Adriana reshaped her practice by changing the context for the activity (the new brief), adjusting her assessment to match, and using images and questions to change the focus and look at the purpose to which skills were put.
Serving is an expression of love. Service should distinguish the Christian way of life — at work, in the home, and in relationships. The possession of gifts and talents bring with them responsibility; they are for serving others, and that includes design. Love accepts limits in terms of the needs of others. Serving involves a lack of selfishness, for it means taking the spotlight off ourselves in order to pay attention to the needs of others.
This way of approaching design underscores the responsibility of designers rather than seeing creativity as something on which no limits are imposed. Love imposes limits. With any gift comes a responsibility to use it with wisdom. This approach also changes the context in which the designer works to a religious one, even if the designer does not share that faith.
These concepts of serving, responsibility, and the limits imposed by love can be applied to other creative projects and other parts of the design curriculum.
Adrienne saw design as service. The concept of service is an important one for Christians, for Jesus took the word servant and gave it a new and radical meaning. He took a word that described a lesser person under the authority of others and redefined it in terms of leadership and greatness. As the “servant King” he washed his disciple’s feet and expected his followers to be willing to act similarly (John 13:14-15 ). Jesus made it clear that in the kingdom of God those who are greatest are those who serve God and others.
The duty is now emphasized of serving God in the world, in every position in life. Abraham Kuyper
In 1 Corinthians, Paul describes love as “not self-seeking.” He also talks about pleasing others rather than ourselves in order to build up other people (Romans 15:2 ). This does not mean self is effaced or personal needs are never met. Jesus talked of loving others as we love ourselves. We can uphold the dignity of people and their entitlement to be treated as God’s children, and that includes us.

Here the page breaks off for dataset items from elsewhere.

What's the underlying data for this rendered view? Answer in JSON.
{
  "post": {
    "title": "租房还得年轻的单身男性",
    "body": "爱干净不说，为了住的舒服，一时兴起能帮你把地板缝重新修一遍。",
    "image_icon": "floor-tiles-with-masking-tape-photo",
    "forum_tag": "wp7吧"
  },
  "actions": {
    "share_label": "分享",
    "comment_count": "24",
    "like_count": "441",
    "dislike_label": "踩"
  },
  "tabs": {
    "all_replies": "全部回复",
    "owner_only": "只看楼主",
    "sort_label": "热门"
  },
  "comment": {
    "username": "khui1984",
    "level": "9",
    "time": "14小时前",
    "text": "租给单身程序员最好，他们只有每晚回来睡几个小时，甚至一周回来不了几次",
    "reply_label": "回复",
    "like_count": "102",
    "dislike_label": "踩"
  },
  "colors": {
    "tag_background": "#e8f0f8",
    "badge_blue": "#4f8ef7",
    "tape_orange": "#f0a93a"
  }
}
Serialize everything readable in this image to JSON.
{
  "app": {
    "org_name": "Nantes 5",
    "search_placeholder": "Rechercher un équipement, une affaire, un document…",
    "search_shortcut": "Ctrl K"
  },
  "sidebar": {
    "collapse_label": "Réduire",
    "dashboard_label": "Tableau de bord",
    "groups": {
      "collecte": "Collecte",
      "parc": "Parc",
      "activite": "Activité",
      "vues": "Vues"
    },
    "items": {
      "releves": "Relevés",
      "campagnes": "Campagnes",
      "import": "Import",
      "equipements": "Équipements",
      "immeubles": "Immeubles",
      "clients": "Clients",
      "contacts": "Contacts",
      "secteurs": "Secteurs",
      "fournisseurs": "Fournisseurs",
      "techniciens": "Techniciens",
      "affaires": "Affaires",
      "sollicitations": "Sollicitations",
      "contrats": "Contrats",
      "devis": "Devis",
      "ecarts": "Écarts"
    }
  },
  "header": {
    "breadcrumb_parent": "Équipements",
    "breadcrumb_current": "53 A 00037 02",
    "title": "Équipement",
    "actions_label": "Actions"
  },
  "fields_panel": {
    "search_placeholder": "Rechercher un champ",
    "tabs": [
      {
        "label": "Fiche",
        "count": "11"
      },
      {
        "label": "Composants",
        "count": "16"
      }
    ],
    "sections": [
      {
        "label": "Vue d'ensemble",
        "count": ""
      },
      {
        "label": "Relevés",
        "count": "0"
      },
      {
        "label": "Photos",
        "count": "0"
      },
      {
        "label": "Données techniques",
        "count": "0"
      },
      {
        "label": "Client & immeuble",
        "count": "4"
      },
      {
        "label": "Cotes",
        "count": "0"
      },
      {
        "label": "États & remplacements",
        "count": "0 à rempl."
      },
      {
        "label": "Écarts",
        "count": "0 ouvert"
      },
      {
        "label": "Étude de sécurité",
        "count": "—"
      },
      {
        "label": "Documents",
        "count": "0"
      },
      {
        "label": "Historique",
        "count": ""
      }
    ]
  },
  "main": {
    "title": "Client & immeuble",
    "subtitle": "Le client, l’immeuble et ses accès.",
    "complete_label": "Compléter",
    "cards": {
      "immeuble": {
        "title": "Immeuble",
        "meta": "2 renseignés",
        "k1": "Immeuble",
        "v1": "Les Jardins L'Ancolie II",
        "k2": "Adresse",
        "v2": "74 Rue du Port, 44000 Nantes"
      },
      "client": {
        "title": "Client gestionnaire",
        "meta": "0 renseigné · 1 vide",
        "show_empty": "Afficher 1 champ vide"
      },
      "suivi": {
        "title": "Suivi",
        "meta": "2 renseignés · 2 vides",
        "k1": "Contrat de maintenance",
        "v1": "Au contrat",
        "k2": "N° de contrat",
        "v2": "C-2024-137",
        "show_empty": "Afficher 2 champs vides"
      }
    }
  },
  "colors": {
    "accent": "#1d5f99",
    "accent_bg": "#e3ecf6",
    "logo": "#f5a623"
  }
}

What the earliest Christians were struck by, and what they returned to again and again, was that in Jesus they had seen (and the stories testified of this to those who had not seen) a way of being human which nobody had ever imagined before. This was a way of generosity and forgiveness, a way of self-emptying and a determination to put everyone else’s needs first. N. T. Wright
Adrienne stressed responsibility in design rather than just following a trend or displaying flair. Gifts carry the responsibility to use them wisely. In the Bible Samson was gifted with enormous strength, but he wasted that gift rather than using it wisely. Possession of a gift is not enough.